I think it's great that a tool like this is being deployed widely into the hands of children (way better than chameleons/proxmark being in the hands of people who know what they are doing and everyone else thinking you're are a paranoid madman for knowing they exist), however it probably means that hotels are going to start charging you for not giving back your room key again before too long...


The only access card system I've personally encountered that my flipper can't copy is the one I deployed myself (modern HID iClass/Seos), specifically with attacks like this in mind, and the vendors still tried to encourage me to pick stuff that would have been vulnerable (this was ~7 years ago).


You can add one of these to increase the capabilities:

https://www.tindie.com/products/eried/mayhem-for-flipper-zer...

and you can also swap out the firmware as well: https://github.com/DarkFlippers/unleashed-firmware


its a pretty cool device

I cloned my work & apartment ID cards (RFID & NFC). I read my cats microchip to confirm she actually had one & what the ID was.

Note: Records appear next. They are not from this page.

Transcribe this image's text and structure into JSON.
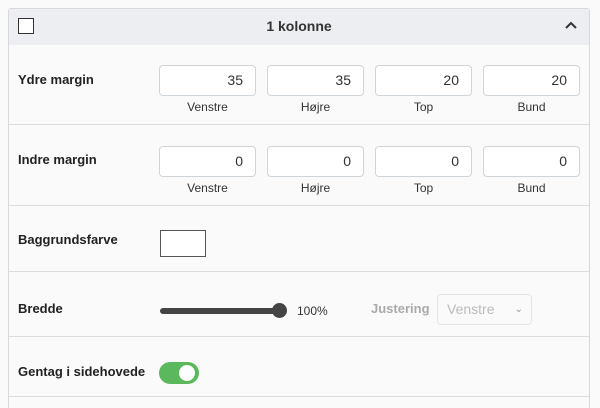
{
  "header": {
    "title": "1 kolonne"
  },
  "outer_margin": {
    "label": "Ydre margin",
    "fields": [
      {
        "label": "Venstre",
        "value": "35"
      },
      {
        "label": "Højre",
        "value": "35"
      },
      {
        "label": "Top",
        "value": "20"
      },
      {
        "label": "Bund",
        "value": "20"
      }
    ]
  },
  "inner_margin": {
    "label": "Indre margin",
    "fields": [
      {
        "label": "Venstre",
        "value": "0"
      },
      {
        "label": "Højre",
        "value": "0"
      },
      {
        "label": "Top",
        "value": "0"
      },
      {
        "label": "Bund",
        "value": "0"
      }
    ]
  },
  "background": {
    "label": "Baggrundsfarve",
    "color": "#ffffff"
  },
  "width": {
    "label": "Bredde",
    "value_percent": 100,
    "value_text": "100%",
    "alignment_label": "Justering",
    "alignment_value": "Venstre"
  },
  "repeat_header": {
    "label": "Gentag i sidehovede",
    "on": true,
    "color": "#5cb85c"
  }
}
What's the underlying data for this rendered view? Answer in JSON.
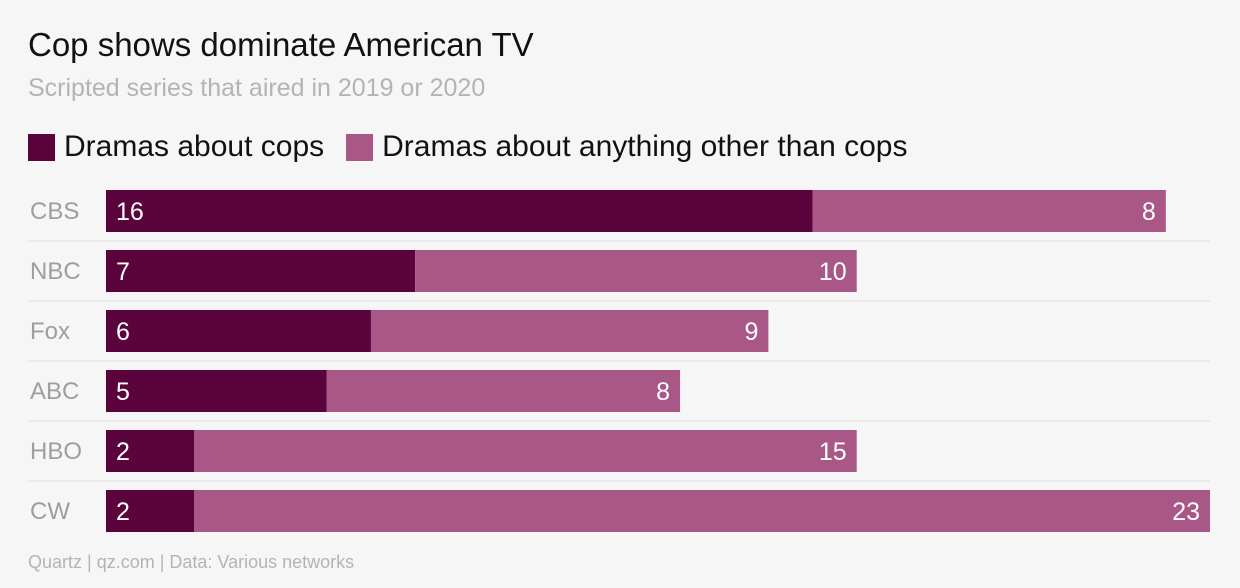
{
  "title": "Cop shows dominate American TV",
  "subtitle": "Scripted series that aired in 2019 or 2020",
  "source": "Quartz | qz.com | Data: Various networks",
  "colors": {
    "cops": "#5b033c",
    "other": "#a95787",
    "gridline": "#dedede",
    "category_text": "#9e9e9e",
    "value_text": "#ffffff"
  },
  "chart_data": {
    "type": "bar",
    "orientation": "horizontal",
    "stacked": true,
    "categories": [
      "CBS",
      "NBC",
      "Fox",
      "ABC",
      "HBO",
      "CW"
    ],
    "series": [
      {
        "name": "Dramas about cops",
        "values": [
          16,
          7,
          6,
          5,
          2,
          2
        ]
      },
      {
        "name": "Dramas about anything other than cops",
        "values": [
          8,
          10,
          9,
          8,
          15,
          23
        ]
      }
    ],
    "xlim": [
      0,
      25
    ],
    "legend": "top-left",
    "grid": false
  }
}
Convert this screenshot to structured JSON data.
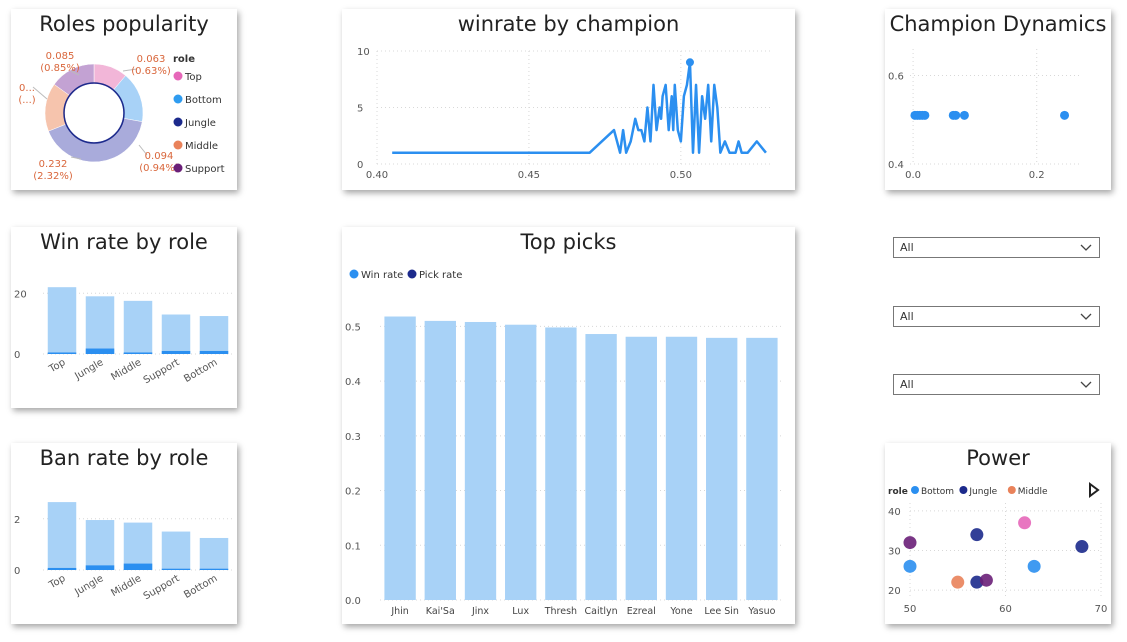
{
  "roles_popularity": {
    "title": "Roles popularity",
    "legend_title": "role",
    "chart_data": {
      "type": "pie",
      "title": "Roles popularity",
      "slices": [
        {
          "label": "Top",
          "value": 0.063,
          "percent_label": "(0.63%)",
          "value_label": "0.063",
          "color": "#f2b6d8"
        },
        {
          "label": "Bottom",
          "value": 0.094,
          "percent_label": "(0.94%)",
          "value_label": "0.094",
          "color": "#a8d2f7"
        },
        {
          "label": "Jungle",
          "value": 0.232,
          "percent_label": "(2.32%)",
          "value_label": "0.232",
          "color": "#a9abdb"
        },
        {
          "label": "Middle",
          "value": 0.09,
          "percent_label": "(...)",
          "value_label": "0...",
          "color": "#f6c4ad"
        },
        {
          "label": "Support",
          "value": 0.085,
          "percent_label": "(0.85%)",
          "value_label": "0.085",
          "color": "#c3a2d3"
        }
      ],
      "legend": [
        {
          "label": "Top",
          "color": "#e667b9"
        },
        {
          "label": "Bottom",
          "color": "#2f9cf0"
        },
        {
          "label": "Jungle",
          "color": "#1c2a8c"
        },
        {
          "label": "Middle",
          "color": "#e9825a"
        },
        {
          "label": "Support",
          "color": "#6a1f78"
        }
      ]
    }
  },
  "winrate_champion": {
    "title": "winrate by champion",
    "chart_data": {
      "type": "line",
      "title": "winrate by champion",
      "xlim": [
        0.4,
        0.53
      ],
      "ylim": [
        0,
        10
      ],
      "x_ticks": [
        "0.40",
        "0.45",
        "0.50"
      ],
      "y_ticks": [
        "0",
        "5",
        "10"
      ],
      "series": [
        {
          "color": "#2b8ff0",
          "points": [
            [
              0.405,
              1
            ],
            [
              0.47,
              1
            ],
            [
              0.478,
              3
            ],
            [
              0.48,
              1
            ],
            [
              0.481,
              3
            ],
            [
              0.482,
              1
            ],
            [
              0.4835,
              2
            ],
            [
              0.485,
              4
            ],
            [
              0.486,
              3
            ],
            [
              0.487,
              3
            ],
            [
              0.488,
              2
            ],
            [
              0.489,
              5
            ],
            [
              0.49,
              2
            ],
            [
              0.491,
              7
            ],
            [
              0.492,
              3
            ],
            [
              0.493,
              5
            ],
            [
              0.4935,
              4
            ],
            [
              0.494,
              6
            ],
            [
              0.495,
              7
            ],
            [
              0.496,
              3
            ],
            [
              0.497,
              6
            ],
            [
              0.4975,
              3
            ],
            [
              0.498,
              7
            ],
            [
              0.499,
              3
            ],
            [
              0.5,
              2
            ],
            [
              0.501,
              6
            ],
            [
              0.502,
              7
            ],
            [
              0.503,
              9
            ],
            [
              0.504,
              1
            ],
            [
              0.505,
              7
            ],
            [
              0.506,
              1
            ],
            [
              0.507,
              6
            ],
            [
              0.508,
              4
            ],
            [
              0.509,
              7
            ],
            [
              0.51,
              2
            ],
            [
              0.511,
              7
            ],
            [
              0.512,
              5
            ],
            [
              0.513,
              1
            ],
            [
              0.5145,
              2
            ],
            [
              0.516,
              1
            ],
            [
              0.518,
              1
            ],
            [
              0.519,
              2
            ],
            [
              0.52,
              1
            ],
            [
              0.522,
              1
            ],
            [
              0.525,
              2
            ],
            [
              0.528,
              1
            ]
          ],
          "marker": [
            0.503,
            9
          ]
        }
      ]
    }
  },
  "champion_dynamics": {
    "title": "Champion Dynamics",
    "chart_data": {
      "type": "scatter",
      "title": "Champion Dynamics",
      "xlim": [
        -0.005,
        0.27
      ],
      "ylim": [
        0.4,
        0.66
      ],
      "x_ticks": [
        "0.0",
        "0.2"
      ],
      "y_ticks": [
        "0.4",
        "0.6"
      ],
      "points": [
        [
          0.003,
          0.51
        ],
        [
          0.007,
          0.51
        ],
        [
          0.011,
          0.51
        ],
        [
          0.015,
          0.51
        ],
        [
          0.019,
          0.51
        ],
        [
          0.065,
          0.51
        ],
        [
          0.069,
          0.51
        ],
        [
          0.083,
          0.51
        ],
        [
          0.245,
          0.51
        ]
      ],
      "color": "#2b8ff0"
    }
  },
  "win_rate_role": {
    "title": "Win rate by role",
    "chart_data": {
      "type": "bar",
      "title": "Win rate by role",
      "categories": [
        "Top",
        "Jungle",
        "Middle",
        "Support",
        "Bottom"
      ],
      "ylim": [
        0,
        27
      ],
      "y_ticks": [
        "0",
        "20"
      ],
      "series": [
        {
          "values": [
            22,
            19,
            17.5,
            13,
            12.5
          ],
          "color": "#a8d2f7"
        },
        {
          "values": [
            0.5,
            1.8,
            0.5,
            1.0,
            1.0
          ],
          "color": "#2b8ff0"
        }
      ]
    }
  },
  "ban_rate_role": {
    "title": "Ban rate by role",
    "chart_data": {
      "type": "bar",
      "title": "Ban rate by role",
      "categories": [
        "Top",
        "Jungle",
        "Middle",
        "Support",
        "Bottom"
      ],
      "ylim": [
        0,
        3.2
      ],
      "y_ticks": [
        "0",
        "2"
      ],
      "series": [
        {
          "values": [
            2.65,
            1.95,
            1.85,
            1.5,
            1.25
          ],
          "color": "#a8d2f7"
        },
        {
          "values": [
            0.08,
            0.18,
            0.25,
            0.05,
            0.05
          ],
          "color": "#2b8ff0"
        }
      ]
    }
  },
  "top_picks": {
    "title": "Top picks",
    "chart_data": {
      "type": "bar",
      "title": "Top picks",
      "categories": [
        "Jhin",
        "Kai'Sa",
        "Jinx",
        "Lux",
        "Thresh",
        "Caitlyn",
        "Ezreal",
        "Yone",
        "Lee Sin",
        "Yasuo"
      ],
      "ylim": [
        0,
        0.55
      ],
      "y_ticks": [
        "0.0",
        "0.1",
        "0.2",
        "0.3",
        "0.4",
        "0.5"
      ],
      "legend": [
        {
          "label": "Win rate",
          "color": "#2b8ff0"
        },
        {
          "label": "Pick rate",
          "color": "#1c2a8c"
        }
      ],
      "series": [
        {
          "name": "Win rate",
          "values": [
            0.518,
            0.51,
            0.508,
            0.503,
            0.498,
            0.486,
            0.481,
            0.481,
            0.479,
            0.479
          ],
          "color": "#a8d2f7"
        }
      ]
    }
  },
  "slicers": [
    {
      "value": "All"
    },
    {
      "value": "All"
    },
    {
      "value": "All"
    }
  ],
  "power": {
    "title": "Power",
    "legend_title": "role",
    "chart_data": {
      "type": "scatter",
      "title": "Power",
      "xlim": [
        50,
        70
      ],
      "ylim": [
        18,
        42
      ],
      "x_ticks": [
        "50",
        "60",
        "70"
      ],
      "y_ticks": [
        "20",
        "30",
        "40"
      ],
      "legend": [
        {
          "label": "Bottom",
          "color": "#2b8ff0"
        },
        {
          "label": "Jungle",
          "color": "#1c2a8c"
        },
        {
          "label": "Middle",
          "color": "#e9825a"
        }
      ],
      "points": [
        {
          "x": 50,
          "y": 32,
          "color": "#6a1f78"
        },
        {
          "x": 50,
          "y": 26,
          "color": "#2b8ff0"
        },
        {
          "x": 55,
          "y": 22,
          "color": "#e9825a"
        },
        {
          "x": 57,
          "y": 34,
          "color": "#1c2a8c"
        },
        {
          "x": 57,
          "y": 22,
          "color": "#1c2a8c"
        },
        {
          "x": 58,
          "y": 22.5,
          "color": "#6a1f78"
        },
        {
          "x": 62,
          "y": 37,
          "color": "#e667b9"
        },
        {
          "x": 63,
          "y": 26,
          "color": "#2b8ff0"
        },
        {
          "x": 68,
          "y": 31,
          "color": "#1c2a8c"
        }
      ]
    }
  }
}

It can do all sorts of other wireless stuff I haven't tried out yet.

But for most, yeah, it's a neat toy. But that doesn't make it much different than Arduino or Rasping.


How do you read the cat microchip with the flipper?


Pet chips are RFID chips in a glass envelope https://en.wikipedia.org/wiki/Microchip_implant_(animal)


I was equally skeptical. I actually had two from the kickstarter and sold them at a con last year. Mostly because I didn't think I'd have the time or skill to really use them fully, but also because I live in Scandinavia and it seems like most of our security systems have evolved past simple radio and RFID.

Unless you actually swipe someone's RFID tag it has very little practical security use here.

But in other European countries I'm sure they still rely a lot on radio for gates and parking access.


Scandinavia here. Banks, pharma, industry, commercial buildings still use NFC for building access control. 25% of those use things modern enough to be easily cloned by the F0 (e.g.: not FireDES).

My underground parking sends a wireless signal to open the door after I've typed in my keycode.


Yeah but NFC is the same as RFID, you have to get close to swipe it.

Now the wireless signal to your garage door, that's a surprise to me. I don't even drive tho. I guess it might be fairly common when they want to save space by not burying cables from a keypad reader that is outside the garage.


How is NFC and Bluetooth antique? Even infrared is still used nowadays on remotes for ACs, Televisions, etc.